WebmasterWorld Senior Member 10+ Year Member



Slashes and "one rule for each 'html' page":

None if the rules I posted care about slashes (or the lack thereof). That means the problem is in your script.

Making one rule for each "page" is a non-scalable solution. A better approach is to rewrite all .html requests to the script, and have the script check to see if that's a valid "page." If so, generate the page, and if not, then output a 404-Not Found Status response header (or a 301-Moved Permanently redirect to the correct URL) and exit.

Jim

DeepUnderground

9:59 am on Sep 20, 2009 (gmt 0)

10+ Year Member



Thanks

How do I change the following to be one rule

RewriteRule ^read/(.*)/$ poems.cgi?action=read&id=$1 [L]
RewriteRule ^read/(.*)$ poems.cgi?action=read&id=$1 [L]

regards

amy

jdMorgan

3:31 pm on Sep 20, 2009 (gmt 0)

WebmasterWorld Senior Member 10+ Year Member



Make the trailing slash optional by following it with the regular-expressions "zero or one" quantifier "?".

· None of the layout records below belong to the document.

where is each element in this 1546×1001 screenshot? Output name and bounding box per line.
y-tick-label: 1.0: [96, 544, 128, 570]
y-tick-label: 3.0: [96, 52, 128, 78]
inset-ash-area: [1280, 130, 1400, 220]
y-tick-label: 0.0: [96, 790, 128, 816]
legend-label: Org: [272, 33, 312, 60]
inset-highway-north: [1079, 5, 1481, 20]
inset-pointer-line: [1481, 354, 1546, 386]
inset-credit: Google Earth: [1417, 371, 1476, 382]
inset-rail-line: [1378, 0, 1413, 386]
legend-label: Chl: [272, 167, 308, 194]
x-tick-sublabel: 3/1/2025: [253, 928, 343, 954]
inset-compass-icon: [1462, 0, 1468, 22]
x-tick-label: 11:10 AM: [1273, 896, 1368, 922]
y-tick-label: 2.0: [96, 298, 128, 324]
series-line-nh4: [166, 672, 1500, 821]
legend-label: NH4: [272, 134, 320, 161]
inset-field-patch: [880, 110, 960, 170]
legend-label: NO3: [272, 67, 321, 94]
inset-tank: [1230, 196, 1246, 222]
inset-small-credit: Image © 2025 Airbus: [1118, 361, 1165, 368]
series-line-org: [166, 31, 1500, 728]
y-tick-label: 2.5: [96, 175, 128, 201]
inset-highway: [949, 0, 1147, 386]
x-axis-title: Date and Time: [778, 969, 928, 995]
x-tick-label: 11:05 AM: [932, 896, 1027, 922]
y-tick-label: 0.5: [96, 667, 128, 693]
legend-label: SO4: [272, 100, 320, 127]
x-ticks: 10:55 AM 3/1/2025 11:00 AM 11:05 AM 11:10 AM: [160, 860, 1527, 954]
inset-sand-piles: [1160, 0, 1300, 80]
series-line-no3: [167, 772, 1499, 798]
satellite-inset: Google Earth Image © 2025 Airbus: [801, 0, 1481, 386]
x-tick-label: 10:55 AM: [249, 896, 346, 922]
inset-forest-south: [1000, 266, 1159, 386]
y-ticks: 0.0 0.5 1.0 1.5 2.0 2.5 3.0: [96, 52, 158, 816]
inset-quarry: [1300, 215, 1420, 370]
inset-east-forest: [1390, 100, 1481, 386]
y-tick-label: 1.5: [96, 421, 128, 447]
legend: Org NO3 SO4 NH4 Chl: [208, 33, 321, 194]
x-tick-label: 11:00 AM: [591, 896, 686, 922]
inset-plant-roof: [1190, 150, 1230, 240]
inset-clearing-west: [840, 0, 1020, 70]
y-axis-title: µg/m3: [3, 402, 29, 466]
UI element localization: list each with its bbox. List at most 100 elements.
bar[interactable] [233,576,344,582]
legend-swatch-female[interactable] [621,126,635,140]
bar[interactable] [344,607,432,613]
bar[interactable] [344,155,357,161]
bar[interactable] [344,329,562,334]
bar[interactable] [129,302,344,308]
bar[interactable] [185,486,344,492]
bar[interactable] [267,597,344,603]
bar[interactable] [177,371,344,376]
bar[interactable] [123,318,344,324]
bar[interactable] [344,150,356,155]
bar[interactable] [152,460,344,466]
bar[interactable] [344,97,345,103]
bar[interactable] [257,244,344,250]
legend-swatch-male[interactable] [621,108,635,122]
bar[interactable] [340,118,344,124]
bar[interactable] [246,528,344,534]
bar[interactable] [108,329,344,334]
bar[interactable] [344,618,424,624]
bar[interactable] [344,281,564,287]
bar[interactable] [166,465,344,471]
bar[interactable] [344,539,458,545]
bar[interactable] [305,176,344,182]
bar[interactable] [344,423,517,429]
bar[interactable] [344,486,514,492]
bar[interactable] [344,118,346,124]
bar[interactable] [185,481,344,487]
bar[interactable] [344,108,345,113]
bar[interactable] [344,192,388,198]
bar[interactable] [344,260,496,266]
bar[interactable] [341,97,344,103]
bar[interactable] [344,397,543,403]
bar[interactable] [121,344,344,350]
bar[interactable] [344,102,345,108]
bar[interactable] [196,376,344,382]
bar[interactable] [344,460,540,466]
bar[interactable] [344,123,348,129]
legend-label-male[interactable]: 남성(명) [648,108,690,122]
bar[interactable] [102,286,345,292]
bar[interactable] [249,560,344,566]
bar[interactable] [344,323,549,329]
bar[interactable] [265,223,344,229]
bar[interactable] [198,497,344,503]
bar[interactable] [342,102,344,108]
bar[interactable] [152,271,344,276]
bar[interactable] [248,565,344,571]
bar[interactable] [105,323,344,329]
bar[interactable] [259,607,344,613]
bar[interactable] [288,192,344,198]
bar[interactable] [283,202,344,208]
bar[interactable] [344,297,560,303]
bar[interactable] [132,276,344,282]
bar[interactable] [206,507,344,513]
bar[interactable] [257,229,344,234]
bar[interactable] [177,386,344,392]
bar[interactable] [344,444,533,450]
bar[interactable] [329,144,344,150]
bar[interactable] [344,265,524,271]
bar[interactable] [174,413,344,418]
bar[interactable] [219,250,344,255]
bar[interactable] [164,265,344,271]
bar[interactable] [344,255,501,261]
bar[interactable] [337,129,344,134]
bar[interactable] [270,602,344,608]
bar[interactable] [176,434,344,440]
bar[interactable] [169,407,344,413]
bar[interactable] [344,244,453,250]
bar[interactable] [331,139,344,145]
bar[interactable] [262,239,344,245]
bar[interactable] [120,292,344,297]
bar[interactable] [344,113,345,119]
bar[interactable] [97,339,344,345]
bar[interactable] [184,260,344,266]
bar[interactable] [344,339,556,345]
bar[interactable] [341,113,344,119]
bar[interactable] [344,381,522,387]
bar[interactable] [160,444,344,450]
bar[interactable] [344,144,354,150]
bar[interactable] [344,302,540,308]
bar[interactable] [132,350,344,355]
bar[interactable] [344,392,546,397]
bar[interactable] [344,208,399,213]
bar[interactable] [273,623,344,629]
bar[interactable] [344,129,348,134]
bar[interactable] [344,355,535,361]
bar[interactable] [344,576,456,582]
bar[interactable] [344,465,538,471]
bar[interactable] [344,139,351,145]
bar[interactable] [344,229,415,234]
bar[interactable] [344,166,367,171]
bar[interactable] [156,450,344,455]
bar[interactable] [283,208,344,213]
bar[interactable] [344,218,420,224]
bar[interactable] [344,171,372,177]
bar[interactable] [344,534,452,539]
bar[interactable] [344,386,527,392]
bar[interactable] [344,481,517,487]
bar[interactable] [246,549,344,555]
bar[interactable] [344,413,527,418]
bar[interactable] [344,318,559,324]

See the regular-expressions tutorial cited in our Forum Charter. It would be very worthwhile spending a week studying it, even though it'll only take an hour... Regular-expressions are used in many Apache modules and in virtually all scripting languages. It's well worth the investment of your time to become conversant with them...

Jim

g1smd

2:00 am on Sep 21, 2009 (gmt 0)

WebmasterWorld Senior Member 10+ Year Member Top Contributors Of The Month



Note that allowing two different URLs to trigger the same rewrite means that you now have a Duplicate Content problem. You should redirect one URL, and rewrite the other.

jdMorgan

2:20 am on Sep 21, 2009 (gmt 0)

WebmasterWorld Senior Member 10+ Year Member



Not necessarily, because we've already discussed how the script must validate the request (four posts above)...

Jim